Needless to say, I had left primary school, and with it I had tried to shove all the old stuff about me into a bin and move on. But I was still pining, as one does when surrounded by pre-pubescent females, about the loss of the first crush which I never got to explore. So, in a typical me fashion, as often goes when I tell the story about something that went wrong in my life, I wrote a letter. I was eleven, let's remember. I can't recall what the letter said. I know I wouldn't want to know, as I'm sure it was about how much I missed him and regretted never telling him how I felt. *vom*

Either way, I quickly forgot this dark moment in life and moved on - fast forward four years. Vicky, said 'friend', has a friend who lived in South Norfolk, who went to Hobart High School with all the other people from my primary school.

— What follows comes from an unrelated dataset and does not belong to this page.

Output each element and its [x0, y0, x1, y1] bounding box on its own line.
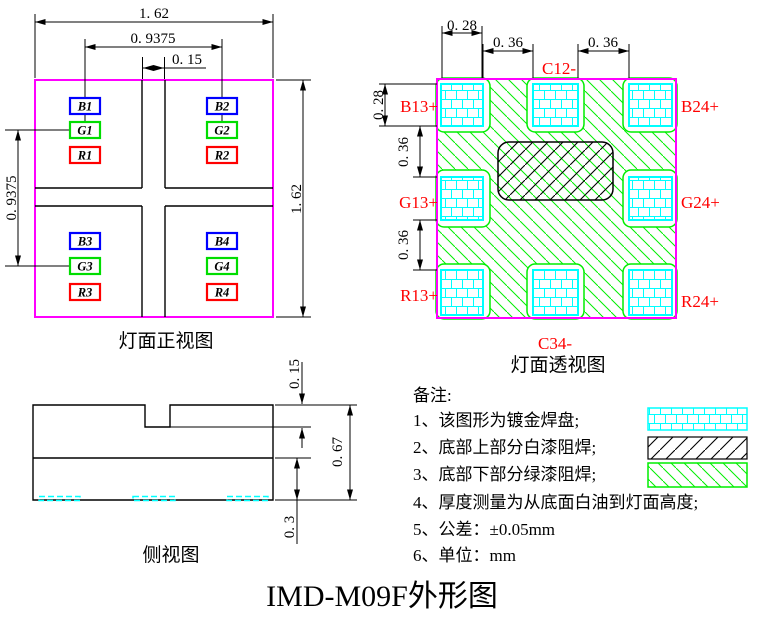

Vicky, having been my friend for quite some time, recalls the few names I've mentioned around her - and on mention of the boy, her friend suddenly puts two and two together. Yes! Of course, Vicky must know the girl who sent the love letter all those years ago, and was repeated daily, mocked and laughed about for months and months. Vicky, ecstatic with the news, comes squealing into school the next day to tell me all about this revelation. My four years of forgetting are wiped away and the years of horrid nicknames and being teased coming flashing back to me: I can't escape the child that I was, and he, that horribly smart and cruel boy, has not changed in the slightest. I've accepted many things in my life, one of which is that you cannot run or hide from your past, and in doing so I can accept what has happened. But I have not spoken to that boy since I left primary school. I saw him once, when I was 12 or 13, when shopping in Tesco with my Mum, and he was with his mum, and our mums stopped to chat and we both cringed away from the obviously embarassing moment. As I got older I saw him occassionally, on buses, or around the town in which he lived and I frequented - and on one occasion I found my friend talking to his younger brother, and delighted at how his little brother was little emo rocker, and not a chav like he was.

So, to this day, apart from a very brief and unfulfiling facebook comment, I've had absolutely no contact with him. It's weird, because I often have dreams in which we are friends, and there is no awkwardness or weirdness, and he's not that much of a chav. My head is obviously very backwards, but that is the story of Bob.